自然葬を選んだ有名人

  • 自然葬は罰当たりな行いなのか

    • 自然葬は自然に遺骨や遺灰を還し、墓石などについては特に設けないというような形で葬儀を執り行うものです。
      そうした方法はかつてまでの一般的な葬儀とは明らかに性質が異なるものであるため、そうした葬儀に関しては反対的な意見を持つ人が少なくありません。
      そうした人が特に持ちやすい意見の一つとなっているのが「遺体をお墓に入れないことは罰当たりなことだ」ということです。



      では本当に、自然葬というのは罰当たりな行為なのでしょうか。
      まずそもそもこの「罰当たり」という考えは何に基づくものなのでしょうか。



      罰当たりという言葉の由来はさまざまな事が言われていますが、中でも比較的よく言われる由来とされているのが宗教観念に基づくものです。


      ここでは悪いことをすればその人には必ず、神様や仏様によって罰が下されるという因果応報の理屈が由来とされていますから、確かに自然葬を望んでいなかった故人の遺骨を無理やり散骨するということは、ある程度理解できることでしょう。



      実際、故人が全く望んでいなかったにもかかわらず遺族の意思だけで勝手に自然葬を決定するということはあまりお勧めできません。

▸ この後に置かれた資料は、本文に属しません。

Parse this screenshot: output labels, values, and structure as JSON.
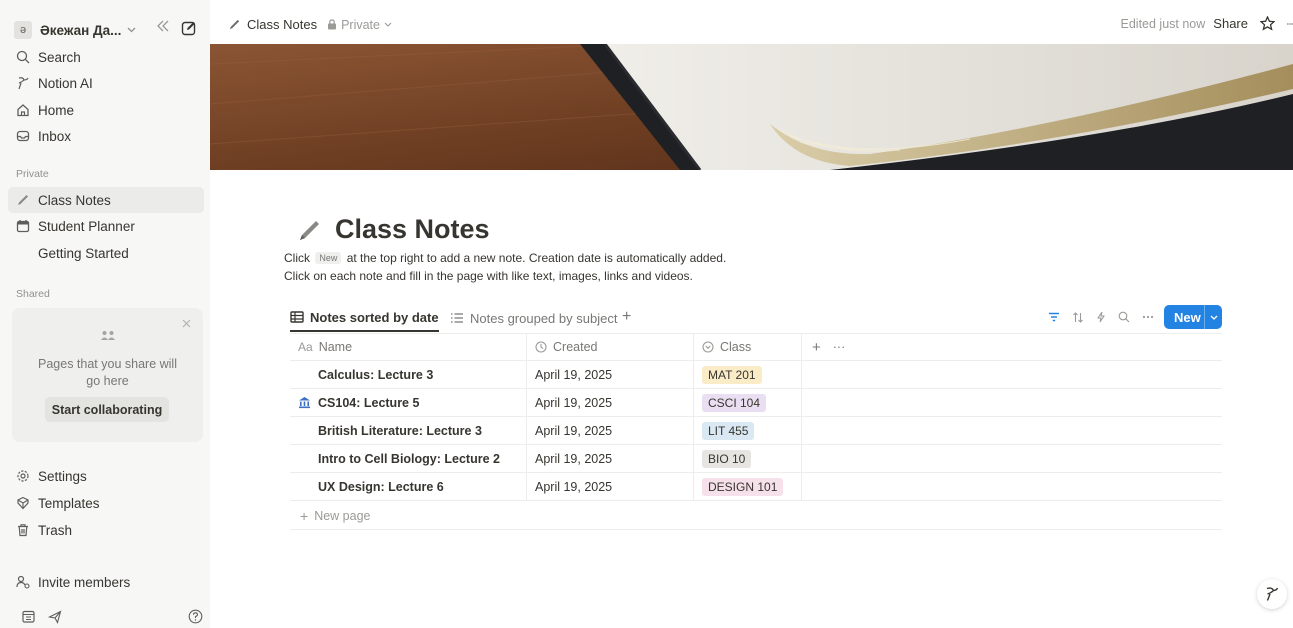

      ただこれはあくまでも故人の意思と違うということが前提となっているのであり、もし故人が自然葬を望んでいたのであれば、父母などの目上の人への親孝行の一つと考えるべきなのですから、それが罰当たりになるとは言い切れない部分が出てくることでしょう。

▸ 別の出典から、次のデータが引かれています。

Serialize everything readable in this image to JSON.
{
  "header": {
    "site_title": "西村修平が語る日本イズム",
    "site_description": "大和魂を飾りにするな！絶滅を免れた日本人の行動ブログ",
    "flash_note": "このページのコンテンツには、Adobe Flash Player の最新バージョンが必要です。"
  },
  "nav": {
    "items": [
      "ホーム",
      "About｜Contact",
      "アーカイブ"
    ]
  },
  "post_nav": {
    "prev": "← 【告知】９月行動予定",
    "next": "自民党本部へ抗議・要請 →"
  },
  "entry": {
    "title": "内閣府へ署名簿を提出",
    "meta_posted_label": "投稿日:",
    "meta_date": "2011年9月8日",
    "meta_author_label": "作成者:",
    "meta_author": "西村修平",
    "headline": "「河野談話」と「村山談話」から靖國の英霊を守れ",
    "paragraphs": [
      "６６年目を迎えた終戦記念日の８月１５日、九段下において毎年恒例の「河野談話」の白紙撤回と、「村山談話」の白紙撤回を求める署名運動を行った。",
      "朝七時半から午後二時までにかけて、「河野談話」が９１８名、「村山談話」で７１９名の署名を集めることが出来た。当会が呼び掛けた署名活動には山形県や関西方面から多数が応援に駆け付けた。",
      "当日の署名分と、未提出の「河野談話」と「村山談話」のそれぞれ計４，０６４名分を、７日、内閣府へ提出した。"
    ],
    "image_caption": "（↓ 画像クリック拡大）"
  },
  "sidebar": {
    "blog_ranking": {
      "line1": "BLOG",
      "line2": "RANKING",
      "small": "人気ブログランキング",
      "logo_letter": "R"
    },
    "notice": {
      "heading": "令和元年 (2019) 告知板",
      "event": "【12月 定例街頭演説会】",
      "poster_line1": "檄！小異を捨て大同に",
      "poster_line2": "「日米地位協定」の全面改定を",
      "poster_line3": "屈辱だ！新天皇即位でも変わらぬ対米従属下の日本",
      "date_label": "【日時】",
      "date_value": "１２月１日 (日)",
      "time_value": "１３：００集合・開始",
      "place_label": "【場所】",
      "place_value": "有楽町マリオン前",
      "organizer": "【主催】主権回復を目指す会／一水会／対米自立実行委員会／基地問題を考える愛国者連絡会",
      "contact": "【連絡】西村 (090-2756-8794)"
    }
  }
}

      実際のところ、こうした罰当たりだからという理由に関してはそれぞれの人の価値観や考え方、宗教などによってかなり考えが変わってきます。



      そもそも日本で行っている火葬であってもイスラム教などの他国の宗教からすれば遺体を焼くということ自体が禁忌なわけですから、全ての宗教や文化に理解してもらえる葬儀は無いのです。
      こうした散骨などについてもあまり宗教的な考えをするのではなく、故人の意思を尊重することが大切だと言えます。